I am studding modulus function at college. I don’t understand this part can you explain each of these please?
І x – a І =x - a for x ≥ a and I x- a I = -( x – a ) = a-x for x<a
I x – b I ≤ a ↔ - a ≤ x – b ≤ a
І x – b I ≤ a ↔ - a + b ≤ x ≤ a +b
I am studding modulus function at college. I don’t understand this part can you explain each of these please?
І x – a І =x - a for x ≥ a and I x- a I = -( x – a ) = a-x for x<a
I x – b I ≤ a ↔ - a ≤ x – b ≤ a
І x – b I ≤ a ↔ - a + b ≤ x ≤ a +b
These are basic definitions of the modulus function.

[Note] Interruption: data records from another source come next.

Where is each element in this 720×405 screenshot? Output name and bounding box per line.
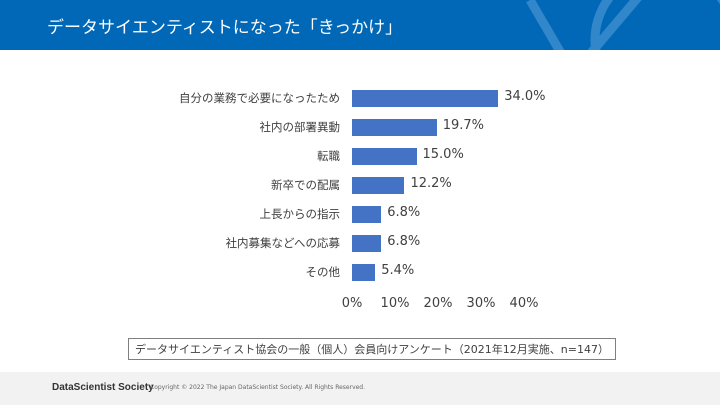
bar xyxy=(352,205,382,223)
footer-copyright: Copyright © 2022 The Japan DataScientist… xyxy=(150,384,366,391)
bar xyxy=(352,89,499,107)
category-label: その他 xyxy=(305,265,341,279)
category-label: 自分の業務で必要になったため xyxy=(179,91,340,105)
bar xyxy=(352,118,437,136)
data-label: 6.8% xyxy=(387,234,421,249)
footer-brand: DataScientist Society xyxy=(52,382,154,393)
bar-chart: 自分の業務で必要になったため 34.0% 社内の部署異動 19.7% 転職 15.0% 新卒… xyxy=(0,60,720,330)
bar xyxy=(352,147,417,165)
data-label: 34.0% xyxy=(504,89,546,104)
x-tick-label: 0% xyxy=(341,296,363,311)
data-label: 6.8% xyxy=(387,205,421,220)
x-tick-label: 30% xyxy=(466,296,496,311)
x-tick-label: 40% xyxy=(509,296,539,311)
bar xyxy=(352,234,382,252)
category-label: 社内募集などへの応募 xyxy=(225,236,340,250)
header-banner: データサイエンティストになった「きっかけ」 xyxy=(0,0,720,50)
data-label: 12.2% xyxy=(410,176,452,191)
data-label: 5.4% xyxy=(381,263,415,278)
category-label: 社内の部署異動 xyxy=(259,120,341,134)
category-label: 上長からの指示 xyxy=(259,207,341,221)
page-title: データサイエンティストになった「きっかけ」 xyxy=(47,18,403,38)
bar xyxy=(352,176,405,194)
category-label: 転職 xyxy=(317,149,340,163)
footer: DataScientist Society Copyright © 2022 T… xyxy=(0,372,720,405)
x-tick-label: 10% xyxy=(380,296,410,311)
bar xyxy=(352,263,376,281)
data-label: 15.0% xyxy=(422,147,464,162)
x-tick-label: 20% xyxy=(423,296,453,311)
logo-decoration-icon xyxy=(526,0,720,50)
category-label: 新卒での配属 xyxy=(271,178,340,192)
data-label: 19.7% xyxy=(442,118,485,133)
survey-note: データサイエンティスト協会の一般（個人）会員向けアンケート（2021年12月実施… xyxy=(128,338,616,360)
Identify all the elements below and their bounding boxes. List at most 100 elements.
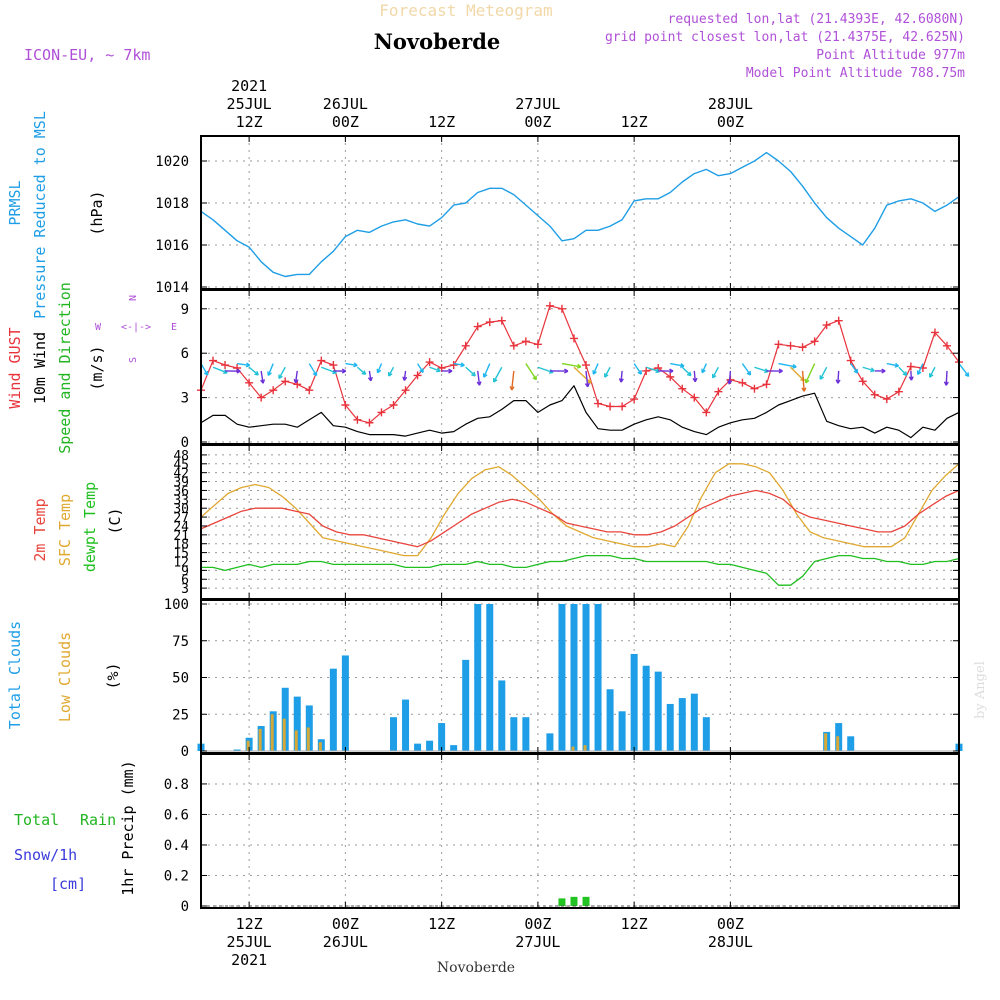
data-layer (197, 151, 970, 907)
gust-marker (762, 380, 771, 389)
requested-coords: requested lon,lat (21.4393E, 42.6080N) (668, 12, 965, 27)
gust-marker (509, 341, 518, 350)
top-time-label: 00Z (524, 113, 551, 131)
y-tick-label: 3 (181, 391, 189, 407)
wind-direction-arrow (645, 366, 660, 373)
wind-direction-arrow (728, 370, 732, 385)
total-cloud-bar (450, 745, 458, 751)
wind-arrow-head (637, 370, 643, 375)
total-clouds-label: Total Clouds (6, 621, 24, 729)
gust-marker (774, 340, 783, 349)
total-cloud-bar (594, 604, 602, 751)
gust-marker (894, 387, 903, 396)
compass-n: N (128, 295, 139, 301)
wind-direction-arrow (200, 363, 209, 376)
point-altitude: Point Altitude 977m (816, 48, 965, 63)
low-cloud-bar (282, 718, 286, 751)
total-cloud-bar (293, 696, 301, 751)
total-cloud-bar (630, 653, 638, 751)
total-cloud-bar (341, 655, 349, 751)
top-time-label: 2021 (231, 77, 267, 95)
wind-direction-arrow (819, 366, 828, 380)
gridpoint-coords: grid point closest lon,lat (21.4375E, 42… (605, 30, 965, 45)
wind-arrow-head (482, 373, 488, 378)
wind-direction-arrow (236, 362, 250, 367)
gust-marker (209, 356, 218, 365)
y-tick-label: 75 (172, 634, 189, 650)
top-time-label: 12Z (236, 113, 263, 131)
total-cloud-bar (546, 733, 554, 751)
precip-total-label: Total (14, 811, 59, 829)
total-cloud-bar (618, 711, 626, 751)
wind-direction-arrow (681, 366, 692, 377)
wind-arrow-head (964, 372, 970, 377)
wind-arrow-head (819, 375, 825, 380)
y-tick-label: 39 (173, 476, 189, 491)
wind-direction-arrow (620, 370, 623, 383)
wind-arrow-head (245, 362, 251, 368)
top-time-label: 12Z (428, 113, 455, 131)
wind-arrow-head (267, 371, 272, 376)
gust-marker (413, 371, 422, 380)
gust-marker (521, 337, 530, 346)
wind-direction-arrow (511, 370, 515, 391)
wind-direction-arrow (592, 363, 599, 375)
compass-s: S (128, 357, 139, 363)
gust-marker (834, 316, 843, 325)
pressure-label-long: Pressure Reduced to MSL (31, 111, 49, 319)
y-tick-label: 6 (181, 573, 189, 588)
wind-arrow-head (727, 380, 733, 385)
gust-marker (942, 341, 951, 350)
wind-arrow-head (341, 368, 347, 374)
y-tick-label: 30 (173, 502, 189, 517)
total-cloud-bar (690, 693, 698, 751)
gust-marker (606, 402, 615, 411)
gust-line (200, 305, 960, 424)
wind-arrow-head (870, 367, 875, 373)
wind-arrow-head (476, 381, 482, 386)
wind-direction-arrow (561, 362, 581, 368)
wind-arrow-head (835, 379, 841, 384)
low-cloud-bar (583, 745, 587, 751)
gust-marker (858, 377, 867, 386)
y-tick-label: 36 (173, 484, 189, 499)
wind-arrow-head (576, 363, 582, 369)
wind-arrow-head (692, 377, 698, 383)
pressure-label-prmsl: PRMSL (6, 180, 24, 225)
bottom-time-label: 00Z (717, 915, 744, 933)
wind-direction-arrow (778, 362, 797, 368)
top-time-label: 00Z (717, 113, 744, 131)
wind-direction-arrow (493, 366, 503, 383)
gust-marker (365, 418, 374, 427)
rain-bar (570, 896, 578, 906)
temp-dewpt-label: dewpt Temp (81, 482, 99, 572)
gust-marker (257, 393, 266, 402)
model-altitude: Model Point Altitude 788.75m (746, 66, 965, 81)
y-tick-label: 0.6 (164, 807, 189, 823)
top-time-label: 25JUL (227, 95, 272, 113)
gust-marker (341, 401, 350, 409)
wind-direction-arrow (741, 363, 752, 376)
y-tick-label: 18 (173, 538, 189, 553)
wind-arrow-head (686, 371, 692, 377)
y-tick-label: 48 (173, 449, 189, 464)
wind-direction-arrow (483, 363, 491, 378)
wind-direction-arrow (917, 363, 924, 375)
wind-direction-arrow (801, 370, 805, 392)
y-tick-label: 50 (172, 671, 189, 687)
total-cloud-bar (558, 604, 566, 751)
gust-marker (245, 378, 254, 387)
wind-arrow-head (278, 374, 283, 380)
wind-arrow-head (564, 368, 569, 374)
wind-direction-arrow (805, 363, 816, 384)
y-tick-label: 27 (173, 511, 189, 526)
wind-arrow-head (746, 370, 752, 376)
y-tick-label: 15 (173, 547, 189, 562)
total-cloud-bar (570, 604, 578, 751)
wind-direction-arrow (712, 366, 719, 379)
wind-arrow-head (618, 378, 624, 383)
y-tick-label: 3 (181, 582, 189, 597)
low-cloud-bar (258, 728, 262, 751)
wind-arrow-head (493, 378, 498, 383)
low-cloud-bar (836, 736, 840, 751)
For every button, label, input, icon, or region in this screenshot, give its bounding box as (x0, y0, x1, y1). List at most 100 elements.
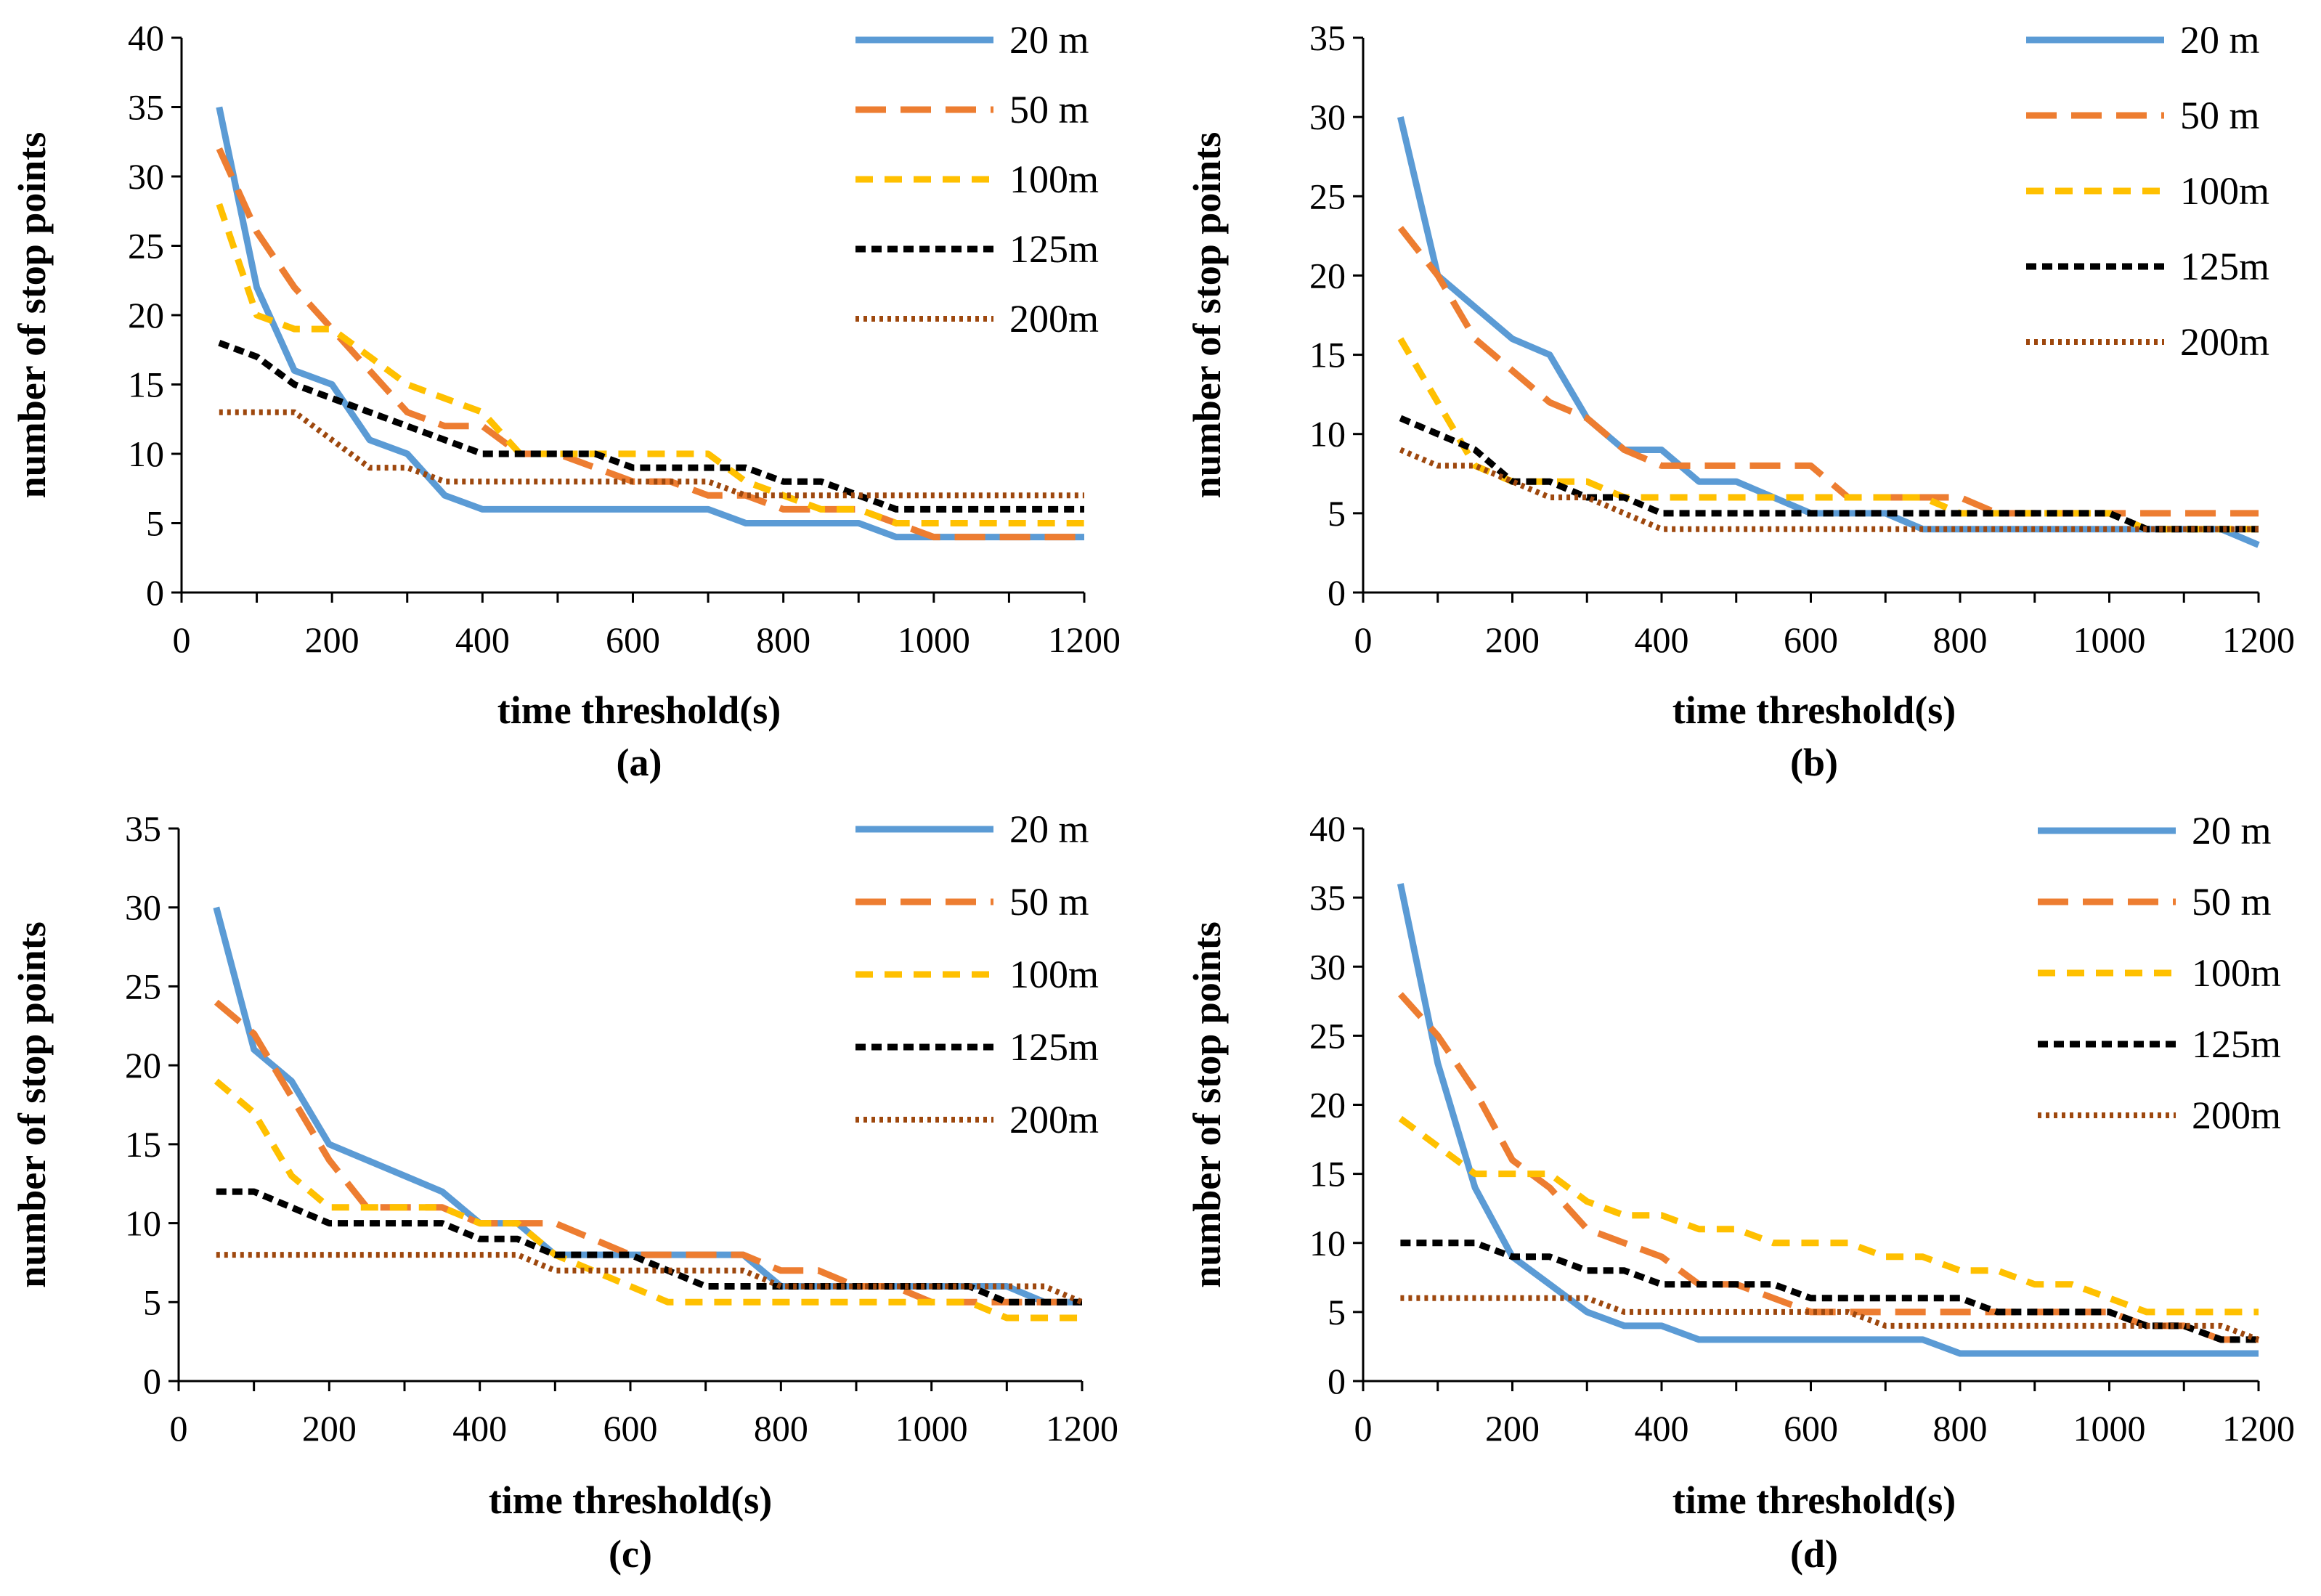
series-line-125m (218, 339, 1084, 513)
x-tick-label: 600 (1784, 619, 1838, 660)
legend-label: 200m (2192, 1094, 2281, 1137)
legend-label: 200m (1009, 297, 1099, 341)
series-line-20m (213, 906, 1082, 1306)
y-tick-label: 15 (125, 1124, 161, 1165)
y-tick-label: 10 (1309, 414, 1346, 455)
x-tick-label: 400 (1635, 1408, 1689, 1449)
y-tick-label: 0 (146, 572, 164, 613)
series-line-100m (1397, 337, 2259, 533)
y-tick-label: 20 (1309, 1085, 1346, 1125)
panel-label: (c) (609, 1532, 652, 1576)
x-tick-label: 400 (1635, 619, 1689, 660)
series-line-125m (1400, 1239, 2259, 1343)
y-axis-title: number of stop points (10, 132, 54, 499)
legend-label: 200m (1009, 1098, 1099, 1141)
y-tick-label: 25 (125, 966, 161, 1006)
y-tick-label: 35 (128, 87, 164, 128)
legend-label: 100m (2192, 951, 2281, 995)
legend-label: 50 m (1009, 880, 1089, 924)
x-tick-label: 1200 (1048, 619, 1121, 660)
x-axis-title: time threshold(s) (1672, 1478, 1956, 1522)
legend-label: 100m (1009, 953, 1099, 996)
y-tick-label: 0 (1328, 1361, 1346, 1401)
y-tick-label: 5 (146, 503, 164, 544)
y-tick-label: 5 (1328, 493, 1346, 534)
y-tick-label: 15 (1309, 335, 1346, 375)
x-tick-label: 400 (455, 619, 510, 660)
y-tick-label: 20 (1309, 255, 1346, 296)
y-tick-label: 25 (128, 226, 164, 266)
y-tick-label: 35 (125, 808, 161, 849)
x-tick-label: 200 (1485, 619, 1540, 660)
y-axis-title: number of stop points (1185, 132, 1229, 499)
x-tick-label: 1000 (898, 619, 970, 660)
x-tick-label: 800 (756, 619, 810, 660)
y-axis-title: number of stop points (10, 921, 54, 1288)
x-tick-label: 800 (1933, 1408, 1988, 1449)
series-line-50m (1398, 992, 2259, 1343)
legend-label: 100m (2180, 169, 2269, 213)
series-line-125m (1399, 415, 2259, 533)
x-axis-title: time threshold(s) (1672, 688, 1956, 732)
y-tick-label: 5 (1328, 1292, 1346, 1332)
series-line-200m (1399, 447, 2259, 532)
legend-label: 125m (1009, 1025, 1099, 1069)
legend-label: 100m (1009, 158, 1099, 201)
legend-label: 20 m (2180, 18, 2260, 62)
x-tick-label: 1000 (895, 1408, 968, 1449)
y-tick-label: 30 (125, 887, 161, 928)
x-axis-title: time threshold(s) (489, 1478, 772, 1522)
x-tick-label: 1200 (2222, 1408, 2295, 1449)
legend: 20 m 50 m 100m 125m 200m (855, 18, 1099, 341)
y-tick-label: 30 (128, 156, 164, 197)
y-tick-label: 35 (1309, 877, 1346, 918)
y-tick-label: 25 (1309, 1015, 1346, 1056)
x-tick-label: 200 (305, 619, 359, 660)
x-tick-label: 600 (606, 619, 660, 660)
legend-label: 50 m (1009, 88, 1089, 131)
y-tick-label: 20 (128, 295, 164, 335)
legend-label: 20 m (1009, 807, 1089, 851)
legend-label: 50 m (2180, 94, 2260, 137)
x-tick-label: 800 (1933, 619, 1988, 660)
series-line-200m (1400, 1295, 2260, 1343)
series-line-50m (216, 147, 1084, 541)
x-tick-label: 800 (754, 1408, 808, 1449)
series-line-200m (216, 1252, 1084, 1305)
series-line-20m (216, 106, 1084, 541)
x-tick-label: 400 (452, 1408, 507, 1449)
panel-b: 0 5 10 15 20 25 30 35 0 200 400 600 800 1000 1200 time … (1185, 17, 2295, 784)
y-tick-label: 40 (128, 17, 164, 58)
x-tick-label: 0 (173, 619, 191, 660)
x-tick-label: 0 (1354, 619, 1373, 660)
y-tick-label: 10 (125, 1203, 161, 1244)
legend-label: 20 m (1009, 18, 1089, 62)
y-tick-label: 5 (143, 1282, 161, 1322)
series-line-50m (214, 999, 1082, 1306)
panel-label: (b) (1790, 741, 1838, 784)
x-tick-label: 600 (603, 1408, 658, 1449)
x-tick-label: 1200 (2222, 619, 2295, 660)
y-tick-label: 10 (1309, 1223, 1346, 1263)
legend: 20 m 50 m 100m 125m 200m (855, 807, 1099, 1141)
y-tick-label: 40 (1309, 808, 1346, 849)
y-tick-label: 0 (143, 1361, 161, 1401)
x-tick-label: 0 (1354, 1408, 1373, 1449)
x-tick-label: 200 (1485, 1408, 1540, 1449)
legend: 20 m 50 m 100m 125m 200m (2026, 18, 2269, 364)
y-tick-label: 35 (1309, 17, 1346, 58)
legend-label: 125m (1009, 227, 1099, 271)
y-tick-label: 15 (1309, 1154, 1346, 1194)
legend: 20 m 50 m 100m 125m 200m (2038, 809, 2281, 1137)
x-tick-label: 0 (170, 1408, 188, 1449)
y-tick-label: 25 (1309, 176, 1346, 216)
panel-label: (d) (1790, 1532, 1838, 1576)
series-line-100m (216, 203, 1084, 526)
series-line-20m (1397, 883, 2259, 1357)
y-tick-label: 15 (128, 365, 164, 405)
legend-label: 50 m (2192, 880, 2272, 924)
y-tick-label: 20 (125, 1045, 161, 1086)
x-tick-label: 600 (1784, 1408, 1838, 1449)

1. Remember that, by definition:
$\displaystyle |x| = x\textrm{ if }x > 0, 0 \textrm{ if }x = 0, -x \textrm{ if }x < 0$.
Now replace $\displaystyle x$ with $\displaystyle x - a$.
What happens to the resulting inequalities?
2. It helps if you think of the modulus function as the "size" of whatever is inside it.
So $\displaystyle |x - b| \leq a$ is the same as saying
"the size of $\displaystyle x - b$ is never any more than $\displaystyle a$."
It then follows that
$\displaystyle |x - b| \leq a $ is equivalent to $\displaystyle -a \leq x - b \leq a$.
3. We saw from Q2 that
$\displaystyle |x - b| \leq a$ is the same as
$\displaystyle -a \leq x - b \leq a$.
Now add $\displaystyle b$ to everything in the inequality. What happens?